The potential effects on local real estate markets depends on what the Treasury plans to do with the bonds and securities they buy out. There are two potential outcomes. They could allow the borrowers of those mortgages to negotiate new terms that they are capable of meeting, or they could seize the properties and attempt to sell them to make some of the money back.
Ideally, help should make it down to the average homeowner. About ninety-percent of American homeowners are upside down on their mortgages; many of them just do not know it yet. Mortgage experts have suggested other options that could help improve the current problems. It might be helpful to reduce the current credit restraint, which would enable more consumers to purchase high-priced items, such as homes. Other experts suggest consumers currently locked into adjustable-rate mortgages should be given the opportunity to refinance into fixed rate mortgages. If the interest rates were lowered, that would help even more.

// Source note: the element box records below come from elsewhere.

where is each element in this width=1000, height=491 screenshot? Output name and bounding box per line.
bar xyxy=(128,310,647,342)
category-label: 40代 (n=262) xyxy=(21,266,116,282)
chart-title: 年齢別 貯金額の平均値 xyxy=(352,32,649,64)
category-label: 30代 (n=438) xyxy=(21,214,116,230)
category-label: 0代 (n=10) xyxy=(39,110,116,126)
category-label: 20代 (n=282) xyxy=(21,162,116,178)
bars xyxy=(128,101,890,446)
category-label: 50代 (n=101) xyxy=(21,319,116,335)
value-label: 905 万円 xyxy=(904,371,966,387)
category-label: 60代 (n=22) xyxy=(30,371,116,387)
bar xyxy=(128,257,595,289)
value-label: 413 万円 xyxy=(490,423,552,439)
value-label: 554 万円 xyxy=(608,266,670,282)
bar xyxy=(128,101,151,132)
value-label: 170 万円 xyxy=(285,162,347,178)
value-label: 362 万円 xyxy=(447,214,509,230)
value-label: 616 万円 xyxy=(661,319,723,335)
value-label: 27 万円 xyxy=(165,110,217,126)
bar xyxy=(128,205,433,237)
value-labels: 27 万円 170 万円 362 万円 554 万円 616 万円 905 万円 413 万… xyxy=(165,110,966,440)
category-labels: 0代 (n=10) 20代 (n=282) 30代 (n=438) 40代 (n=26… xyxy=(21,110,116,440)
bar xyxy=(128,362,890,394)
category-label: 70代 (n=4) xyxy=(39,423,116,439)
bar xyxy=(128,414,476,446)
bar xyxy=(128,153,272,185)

Overall, real estate and mortgage experts are left with serious questions as to whether this bailout plan would actually help their struggling local markets or simply delay the problems temporarily. It depends on how the federal government plans to handle these bought mortgages. Some experts believe the government’s impact will be lowered because they waited too long to take action. They needed to step in long ago, before the problem spun out of control.
Many experts do not believe the bailout will fix the credit crunch, since banks are going to be much stricter on lending practices. Many real estate experts expect a flat market at least in the short term. A lot of the properties currently going into foreclosure are not in good shape and thus many are selling at half their estimated value. While this may benefit some foreclosed home buyers who have the credit to get a loan, it is hurting more people than it helps.
While most real estate and mortgage industry experts do not agree with the Treasury bailing out the banks which caused the problem, they also admit that the alternative is much worse. Some are relating this to the great depression and saying there is a potential for “financial Armageddon.”
Whether Paulson’s plan passes congress is not known, but there is pressure for the federal government to act quickly before the foreclosure problem spirals anymore out of control. It is yet to be seen what the effects on local real estate markets will actually be.